Prometheus Fail2Ban exporter

This helm chart enables the deployment of a Prometheus metrics exporter for Fail2Ban and allows the individual configuration of additional containers/initContainers, mounting of volumes and defining additional environment variables, apply a user-defined webConfig.yaml and much more.

Important

This helm chart does not contain a fail2ban daemon, nor any jail configurations. The daemon can be mounted into the filesystem of the exporter via a volume. By default is the hostPath /var/run/fail2ban mounted into the pod.

Chapter configuration and installation describes the basics how to configure helm and use it to deploy the exporter. It also contains further configuration examples.

Furthermore, this helm chart contains unit tests to detect regressions and stabilize the deployment.

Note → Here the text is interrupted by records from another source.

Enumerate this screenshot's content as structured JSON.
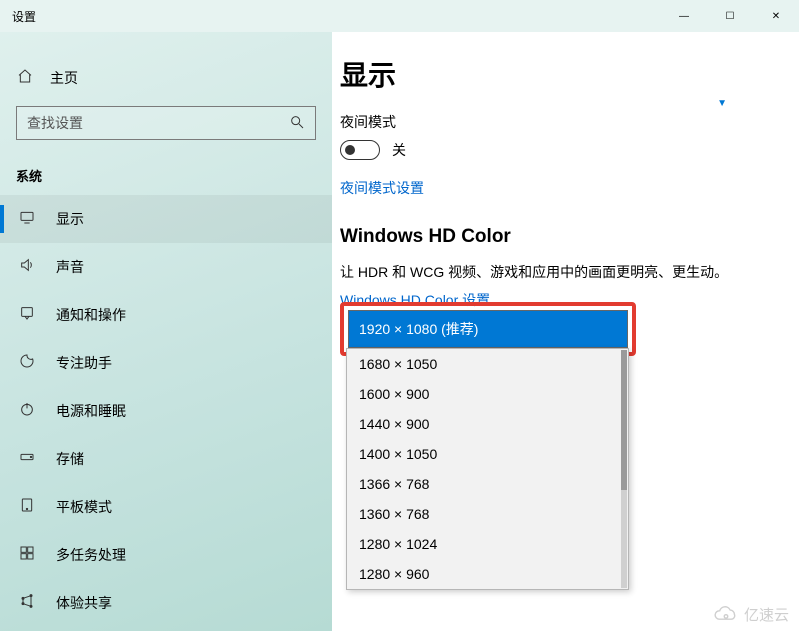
{
  "window": {
    "title": "设置",
    "minimize": "—",
    "maximize": "☐",
    "close": "✕"
  },
  "sidebar": {
    "home_label": "主页",
    "search_placeholder": "查找设置",
    "group_label": "系统",
    "items": [
      {
        "icon": "display",
        "label": "显示",
        "selected": true
      },
      {
        "icon": "sound",
        "label": "声音"
      },
      {
        "icon": "notify",
        "label": "通知和操作"
      },
      {
        "icon": "focus",
        "label": "专注助手"
      },
      {
        "icon": "power",
        "label": "电源和睡眠"
      },
      {
        "icon": "storage",
        "label": "存储"
      },
      {
        "icon": "tablet",
        "label": "平板模式"
      },
      {
        "icon": "multitask",
        "label": "多任务处理"
      },
      {
        "icon": "share",
        "label": "体验共享"
      }
    ]
  },
  "main": {
    "page_title": "显示",
    "night_mode_label": "夜间模式",
    "night_mode_state": "关",
    "night_mode_link": "夜间模式设置",
    "hd_title": "Windows HD Color",
    "hd_desc": "让 HDR 和 WCG 视频、游戏和应用中的画面更明亮、更生动。",
    "hd_link": "Windows HD Color 设置",
    "resolution_selected": "1920 × 1080 (推荐)",
    "resolution_options": [
      "1680 × 1050",
      "1600 × 900",
      "1440 × 900",
      "1400 × 1050",
      "1366 × 768",
      "1360 × 768",
      "1280 × 1024",
      "1280 × 960"
    ]
  },
  "watermark": "亿速云"
}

Additionally, this helm chart is tested for deployment scenarios with ArgoCD.

Helm: configuration and installation

1. A helm chart repository must be configured, to pull the helm charts from.
2. All available parameters are here in detail documented. The parameters can be defined via the helm --set flag or directly as part of a values.yaml file. The following example defines the prometheus-exporter repository and use the --set flag for a basic deployment.

Important

By default is neither a serviceMonitor nor a podMonitor enabled. Use prometheus.metrics.serviceMonitor.enabled=true or prometheus.metrics.podMonitor.enabled=true to enable one monitor deployment. Deploying both monitors at the same time is not possible.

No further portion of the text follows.